Stadelmann: Dann guckt man sich das an und fragt sich: Erkenne ich den Faschisten? Empfinde ich den auch als gefährlich, oder wirkt er eher wie ein etwas angestaubter Vertrauenslehrer? Wenn ich aber den Faschisten bei einem Interview bei Welt TV nicht erkenne, erschrecke ich dann über mich selbst und sage: O Gott! Ich erkenne ich die Gefahr gar nicht? Oder denke ich eher: Na, da haben mir die Medien aber wieder Geschichten erzählt! Ich befürchte, die Reaktion bei vielen ist die zweite. In dem Moment bin ich auf den Dreh gekommen, dass man die Dinge mit den Waffen der Satire klarer herausarbeiten muss und in die Inhalte gucken, die Herr Höcke so produziert. Klar ist der in Satireshows schon verarscht worden, aber wenn die stärkste Pointe „Bernd“ hieß …
Sie meinen also, dass die Gefahr durchaus besteht, dass man den Fascho nicht zwangsläufig erkennt? Dass Höcke eher ein Wolf im Schafspelz ist?
Stadelmann: Auf alle Fälle ist er niemand, der durch krasse Vulgarität auffällt. Höcke weiß sich zu artikulieren, er wirkt in den oft (muss lachen) etwas engen Anzügen durchaus seriös. Und oft trifft er einen Ton und nutzt eine Wortwahl, die mehr eine alte deutsche romantische Sprache bedient, wo der Mensch, der aktuell damit konfrontiert wird, vielleicht gar nicht so richtig die Bedeutung des Gesagten für sich erkunden kann. Aber es gibt einen Grund, warum er diese Sprache benutzt: Sie wirkt wie eine Verschlüsselung von dem, was dahinter liegt. Und genau da werde ich in meiner Show ansetzen.
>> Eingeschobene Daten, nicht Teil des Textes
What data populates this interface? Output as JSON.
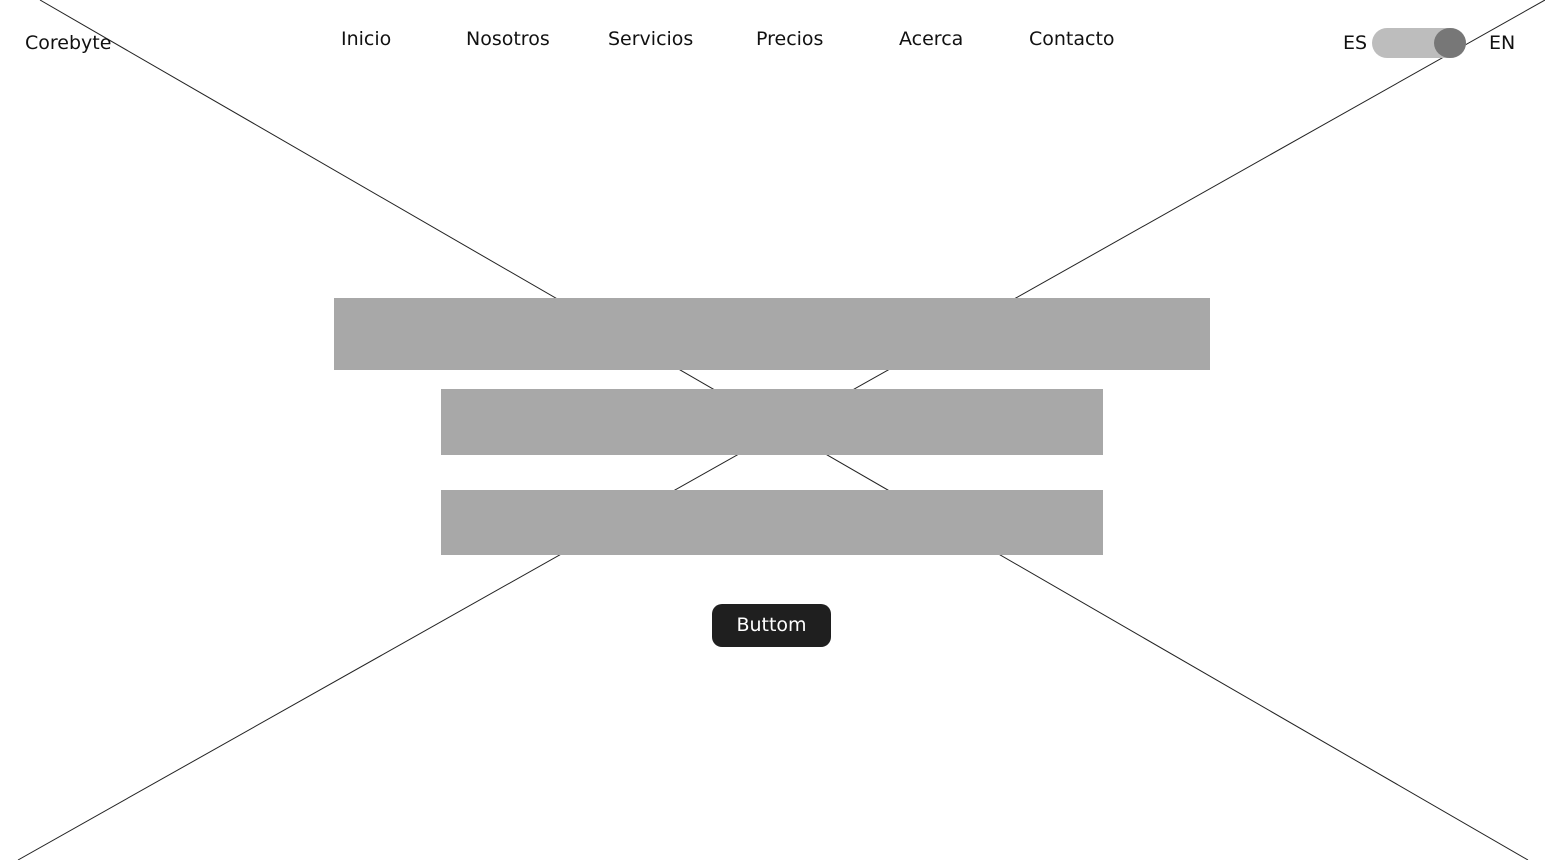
{
  "header": {
    "brand": "Corebyte",
    "nav": [
      {
        "label": "Inicio"
      },
      {
        "label": "Nosotros"
      },
      {
        "label": "Servicios"
      },
      {
        "label": "Precios"
      },
      {
        "label": "Acerca"
      },
      {
        "label": "Contacto"
      }
    ],
    "language": {
      "left_label": "ES",
      "right_label": "EN",
      "selected": "EN"
    }
  },
  "hero": {
    "button_label": "Buttom"
  },
  "colors": {
    "placeholder": "#a8a8a8",
    "button_bg": "#1f1f1f",
    "toggle_track": "#bdbdbd",
    "toggle_knob": "#777777"
  }
}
Ist genau das der Grund dafür, dass sie nicht Tino Chrupalla oder Alice Weidel ins Zentrum rücken?
Stadelmann: (lacht) Ich halte Chrupalla genau wie Weidel für Feigenblätter. Sie werden nach vorne geschoben, weil sie eine mediale Funktion erfüllen. Da haben wir einmal die wirtschaftsliberale lesbische Frau, die wunderbar funktioniert, und auf der anderen Seite den Handwerker oder, wie ich ihn nenne, den braunen Maler aus Sachsen, der in seiner Einfachheit ebenfalls verharmlosend wirkt. Wenn man sich ein bisschen mit den Strukturen in der AfD beschäftigt – das musste ich jetzt ja tun –, dann ist die Erzählung nach außen immer so, dass Höcke wie eine Art Palmer von den Grünen oder Sarrazin bei der SPD ist, ein Außenseiter, ein Radikaler, der immer dabei ist, aber keine Bedeutung hat. Dann stellt man aber fest, dass Höcke drei Parteivorsitzende überstanden und eine Landtagswahl mit 30 Prozent gewonnen hat. Das Bild kann also so nicht stimmen, und wenn man sich damit beschäftigt, beschäftigt man sich mit dem Kern der Partei.
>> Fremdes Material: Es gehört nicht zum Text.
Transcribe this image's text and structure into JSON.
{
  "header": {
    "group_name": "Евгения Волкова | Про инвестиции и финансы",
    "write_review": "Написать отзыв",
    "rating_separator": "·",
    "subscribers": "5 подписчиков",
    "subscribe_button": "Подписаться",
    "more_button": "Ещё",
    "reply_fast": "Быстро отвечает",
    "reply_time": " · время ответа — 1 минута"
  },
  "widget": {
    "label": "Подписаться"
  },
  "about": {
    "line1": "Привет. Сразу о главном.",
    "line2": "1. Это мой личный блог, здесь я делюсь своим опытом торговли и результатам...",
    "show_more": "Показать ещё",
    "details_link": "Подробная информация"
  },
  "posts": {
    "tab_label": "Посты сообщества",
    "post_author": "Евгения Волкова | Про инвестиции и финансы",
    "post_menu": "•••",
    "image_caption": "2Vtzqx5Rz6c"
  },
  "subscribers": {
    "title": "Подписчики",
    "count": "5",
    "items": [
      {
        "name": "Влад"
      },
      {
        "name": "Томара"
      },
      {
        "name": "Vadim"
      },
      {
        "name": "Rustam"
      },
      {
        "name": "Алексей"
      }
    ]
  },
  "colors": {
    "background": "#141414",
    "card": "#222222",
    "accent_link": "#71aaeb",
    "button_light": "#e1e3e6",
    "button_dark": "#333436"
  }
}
Interessant ist ja auch, dass Höcke wegen seiner SA-Losung schon mehrfach zu einer recht hohen Geldstrafe verurteilt wurde und gleichzeitig in aktuellen Umfragen in Thüringen inzwischen mit der AfD bei 35 Prozent liegt. Das scheint anzukommen. Wie kann man die AfD vor diesem Hintergrund politisch bekämpfen, wenn man es nicht juristisch machen möchte?
Stadelmann: Da muss man sich in der Tat erst mal die Frage stellen, warum das funktioniert, warum so jemand punktet. Und der Punkt ist ganz einfach, dass ganz bestimmte Ängste angespielt werden, die in der Gesellschaft vorhanden sind. Und dann ist da noch die Enttäuschung über die etablierten Parteien. Die AfD ist der politische Stinkefinger, den man ziehen kann, man hat mit ihre eine Win-Win-Situation. Jetzt kann man darauf reagieren wie der Gouverneur von Kalifornien, indem man die populistische Art der Kommunikation spiegelt, das scheint ja auch ein Weg zu sein.
Und der seriösere Weg?
Stadelmann: Das Hauptproblem ist halt, dass die Methode des linken Spektrums „They go low, we go high“ nicht funktioniert hat. Und man sieht ja, dass die Methode der Linken – ganz egal, wie man politisch dazu steht – bei den Wählern zu funktionieren scheint. Wenn da auf einmal Heidi Reichinekk um die Ecke kommt und das Tiktok-spiel beherrscht, sind junge Wähler auf einmal wieder dazu bereit, sich mit linker Politik zu beschäftigen. Die etablierten Parteien haben da relativ viel verschlafen.
Gleichzeitig werden die Gerichte aktiv, …
Stadelmann: Ja!
… wenn man jetzt nur mal die Entscheidung über den extremistischen Verdachtsfall nimmt. Wenn man sieht, dass die AfD eine neue Jugendorganisation gründen will, weil die alte nachweislich rechtsextremistisch agierte.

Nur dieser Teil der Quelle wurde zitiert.